Sunday, December 16, 2007

I know I've bashed religion now and again in this space, and I've probably specifically bashed Christianity here as well. And with good reason. If my relationship with the church was a romantic one, the church would be the ex that I kept changing myself for, trying to make it work, but she never changed for me. And, leaving out the metaphysics, there are some fundamental errors of thought, in my clearly not particularly humble opinion.

But this is the time of year when I like to meditate on the parts of Christianity that I love, because item number one on that list is the Christmas story. The King of Kings, the Son of God, Savior of the World, all that, is born into abject poverty. Well, okay, maybe not abject poverty. I mean, yeah, he's sleeping in a manger and all, but that was really just because he forgot to make reservations. But even if Mary and Joseph were just sort of middle class (he was, after all, a carpenter), it's still a revolutionary story.

Before Jesus came along, kings came from kings, not mangers. (Buddha was a silver-spooned rich kid.) Well, okay, David was a shepherd who became king, but he didn't handle it particularly well, and it's not like he saved the world.
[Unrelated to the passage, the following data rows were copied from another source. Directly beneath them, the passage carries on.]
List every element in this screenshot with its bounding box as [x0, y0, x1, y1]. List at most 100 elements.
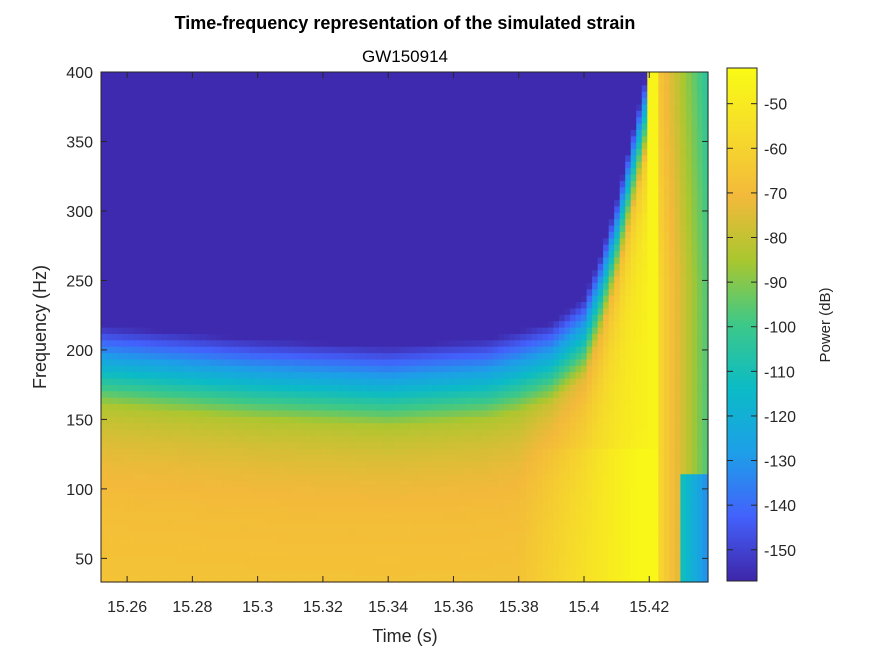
heatmap-cell — [343, 174, 350, 181]
heatmap-cell — [145, 263, 152, 271]
heatmap-cell — [134, 416, 141, 424]
heatmap-cell — [294, 199, 301, 207]
heatmap-cell — [227, 333, 235, 341]
heatmap-cell — [189, 244, 196, 252]
heatmap-cell — [338, 531, 345, 538]
heatmap-cell — [376, 129, 384, 137]
heatmap-cell — [183, 473, 190, 481]
heatmap-cell — [338, 199, 345, 207]
heatmap-cell — [371, 499, 378, 507]
heatmap-cell — [288, 320, 295, 328]
heatmap-cell — [365, 505, 372, 513]
heatmap-cell — [410, 110, 417, 118]
heatmap-cell — [255, 307, 262, 315]
heatmap-cell — [238, 358, 246, 366]
heatmap-cell — [310, 276, 317, 283]
heatmap-cell — [266, 301, 273, 309]
heatmap-cell — [371, 205, 378, 213]
heatmap-cell — [371, 422, 378, 430]
heatmap-cell — [404, 282, 411, 290]
heatmap-cell — [332, 486, 339, 494]
heatmap-cell — [117, 295, 124, 303]
heatmap-cell — [421, 556, 428, 564]
heatmap-cell — [167, 441, 174, 449]
heatmap-cell — [266, 562, 273, 570]
heatmap-cell — [338, 390, 345, 398]
heatmap-cell — [172, 333, 179, 341]
heatmap-cell — [387, 435, 395, 443]
heatmap-cell — [432, 397, 439, 405]
heatmap-cell — [145, 365, 152, 373]
heatmap-cell — [183, 429, 190, 436]
heatmap-cell — [387, 320, 395, 328]
heatmap-cell — [310, 186, 317, 194]
heatmap-cell — [398, 537, 406, 545]
heatmap-cell — [404, 295, 411, 303]
heatmap-cell — [398, 135, 406, 143]
heatmap-cell — [106, 416, 113, 424]
heatmap-cell — [338, 403, 345, 411]
heatmap-cell — [123, 346, 130, 354]
heatmap-cell — [432, 103, 439, 111]
heatmap-cell — [106, 384, 113, 392]
heatmap-cell — [227, 454, 235, 462]
heatmap-cell — [216, 186, 223, 194]
heatmap-cell — [227, 556, 235, 564]
heatmap-cell — [338, 135, 345, 143]
heatmap-cell — [211, 403, 218, 411]
heatmap-cell — [371, 467, 378, 475]
heatmap-cell — [288, 276, 295, 283]
heatmap-cell — [266, 378, 273, 385]
heatmap-cell — [437, 212, 444, 220]
heatmap-cell — [305, 244, 312, 252]
heatmap-cell — [156, 562, 163, 570]
heatmap-cell — [393, 575, 400, 583]
heatmap-cell — [101, 327, 108, 334]
heatmap-cell — [404, 186, 411, 194]
heatmap-cell — [332, 123, 339, 130]
heatmap-cell — [365, 129, 372, 137]
heatmap-cell — [189, 499, 196, 507]
heatmap-cell — [404, 103, 411, 111]
heatmap-cell — [310, 486, 317, 494]
heatmap-cell — [161, 314, 168, 322]
heatmap-cell — [161, 231, 168, 239]
heatmap-cell — [349, 72, 356, 79]
heatmap-cell — [123, 327, 130, 334]
heatmap-cell — [382, 174, 389, 181]
heatmap-cell — [272, 575, 279, 583]
heatmap-cell — [211, 180, 218, 188]
heatmap-cell — [156, 91, 163, 99]
heatmap-cell — [244, 441, 251, 449]
heatmap-cell — [316, 499, 323, 507]
heatmap-cell — [332, 237, 339, 245]
heatmap-cell — [316, 346, 323, 354]
heatmap-cell — [167, 575, 174, 583]
heatmap-cell — [123, 218, 130, 226]
heatmap-cell — [426, 135, 433, 143]
heatmap-cell — [343, 448, 350, 456]
heatmap-cell — [294, 174, 301, 181]
heatmap-cell — [261, 556, 268, 564]
heatmap-cell — [266, 524, 273, 532]
heatmap-cell — [437, 358, 444, 366]
heatmap-cell — [288, 205, 295, 213]
heatmap-cell — [371, 97, 378, 105]
heatmap-cell — [382, 543, 389, 551]
heatmap-cell — [443, 397, 450, 405]
heatmap-cell — [415, 84, 422, 92]
heatmap-cell — [305, 256, 312, 264]
heatmap-cell — [222, 167, 229, 175]
heatmap-cell — [150, 492, 157, 500]
heatmap-cell — [123, 301, 130, 309]
heatmap-cell — [106, 575, 113, 583]
heatmap-cell — [387, 244, 395, 252]
heatmap-cell — [255, 225, 262, 232]
heatmap-cell — [101, 110, 108, 118]
heatmap-cell — [404, 320, 411, 328]
heatmap-cell — [205, 78, 212, 86]
heatmap-cell — [310, 110, 317, 118]
heatmap-cell — [261, 97, 268, 105]
heatmap-cell — [227, 123, 235, 130]
heatmap-cell — [112, 116, 119, 124]
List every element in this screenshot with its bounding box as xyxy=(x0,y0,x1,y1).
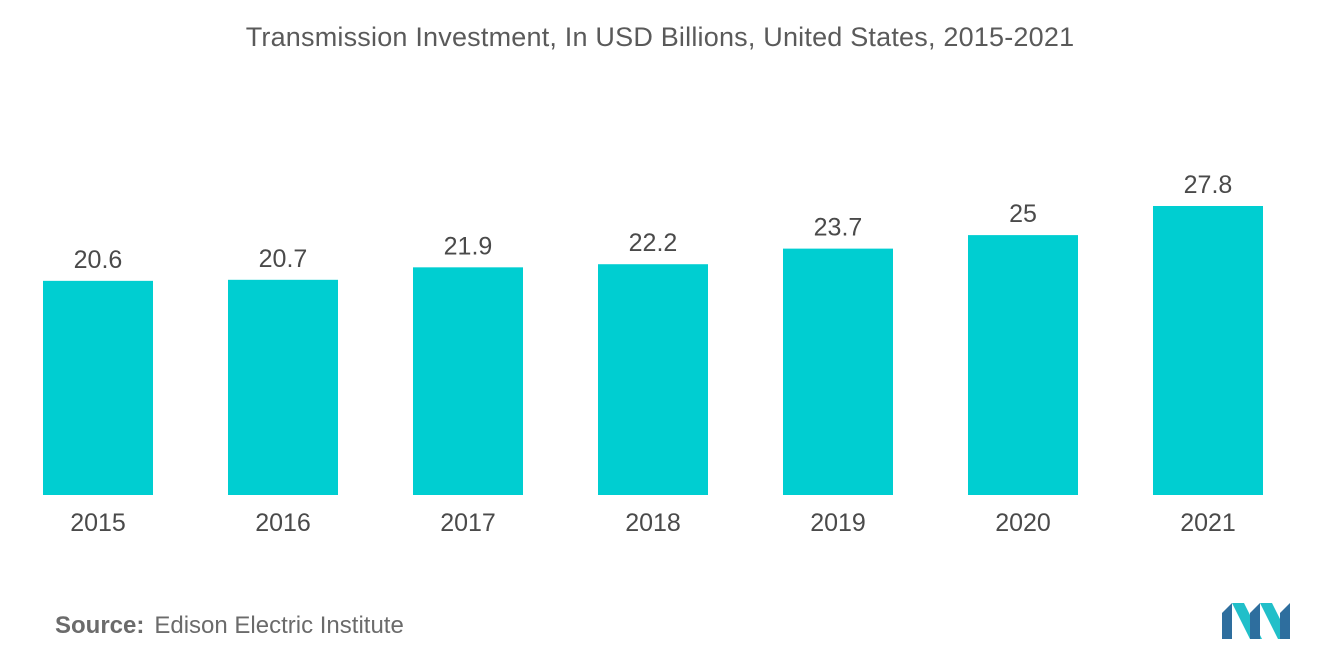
x-tick-label-2021: 2021 xyxy=(1180,509,1236,537)
bar-2016 xyxy=(228,279,338,495)
bar-2017 xyxy=(413,267,523,495)
bar-2015 xyxy=(43,280,153,495)
data-label-2018: 22.2 xyxy=(629,229,678,257)
x-tick-label-2016: 2016 xyxy=(255,509,311,537)
source-text: Edison Electric Institute xyxy=(154,612,404,639)
x-tick-label-2015: 2015 xyxy=(70,509,126,537)
x-tick-label-2018: 2018 xyxy=(625,509,681,537)
x-tick-label-2020: 2020 xyxy=(995,509,1051,537)
bar-2019 xyxy=(783,248,893,495)
source-note: Source: Edison Electric Institute xyxy=(55,612,404,640)
chart-title: Transmission Investment, In USD Billions… xyxy=(245,22,1075,52)
bar-2018 xyxy=(598,264,708,495)
data-label-2020: 25 xyxy=(1009,200,1037,228)
bar-chart: 20.6 2015 20.7 2016 21.9 2017 22.2 2018 23.7 2019… xyxy=(43,171,1263,537)
data-label-2019: 23.7 xyxy=(814,214,863,242)
x-tick-label-2019: 2019 xyxy=(810,509,866,537)
data-label-2017: 21.9 xyxy=(444,232,493,260)
data-label-2015: 20.6 xyxy=(74,246,123,274)
source-label: Source: xyxy=(55,612,145,639)
mordor-intelligence-logo-icon xyxy=(1222,603,1290,639)
x-tick-label-2017: 2017 xyxy=(440,509,496,537)
bar-2020 xyxy=(968,235,1078,495)
bar-2021 xyxy=(1153,206,1263,495)
data-label-2021: 27.8 xyxy=(1184,171,1233,199)
data-label-2016: 20.7 xyxy=(259,245,308,273)
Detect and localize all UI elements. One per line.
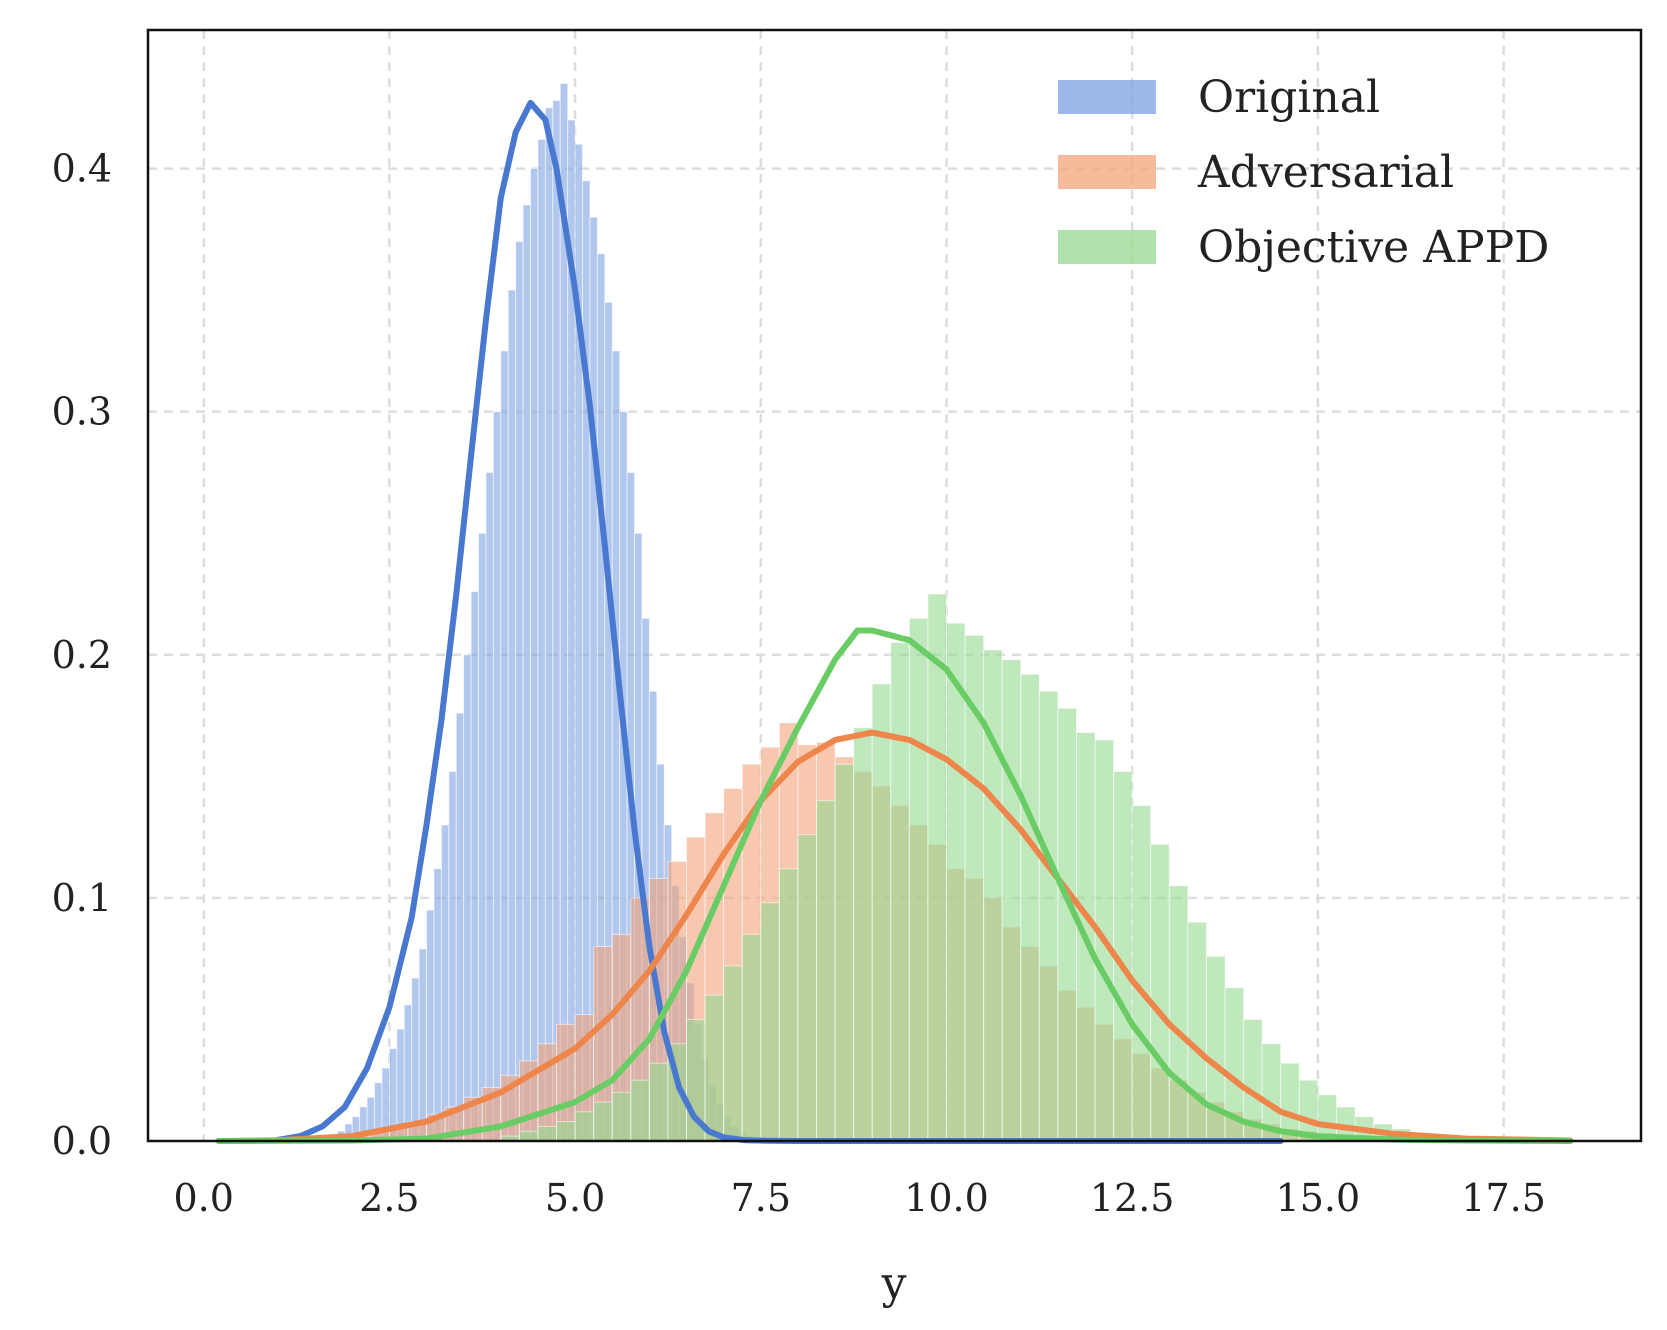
histogram-bar — [834, 763, 855, 1142]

Christianity really is, at its heart, a religion for the poor. Even as it's been adopted by the rich, the powerful, and warped into its own opposite, the actual message of Christ is there at its heart, undercutting the attempts of, say, every Republican presidential candidate to pretend that Jesus was anti-tax, pro-torture, and a big fan of war.

With the Messiah having been born in an animal trough, there was a little seed of thought planted that a poor person could grow up to exceed their expectations and do great things, and that God preferred peace to war. The Enlightenment grew out of those seeds, as did this country. That still doesn't mean we're a Christian nation. The point, actually, is that we're not. Jesus was first and foremost a critic of religion and religious institutions. He never went after the state.

All of that because Joseph didn't have access to Expedia. Pretty cool.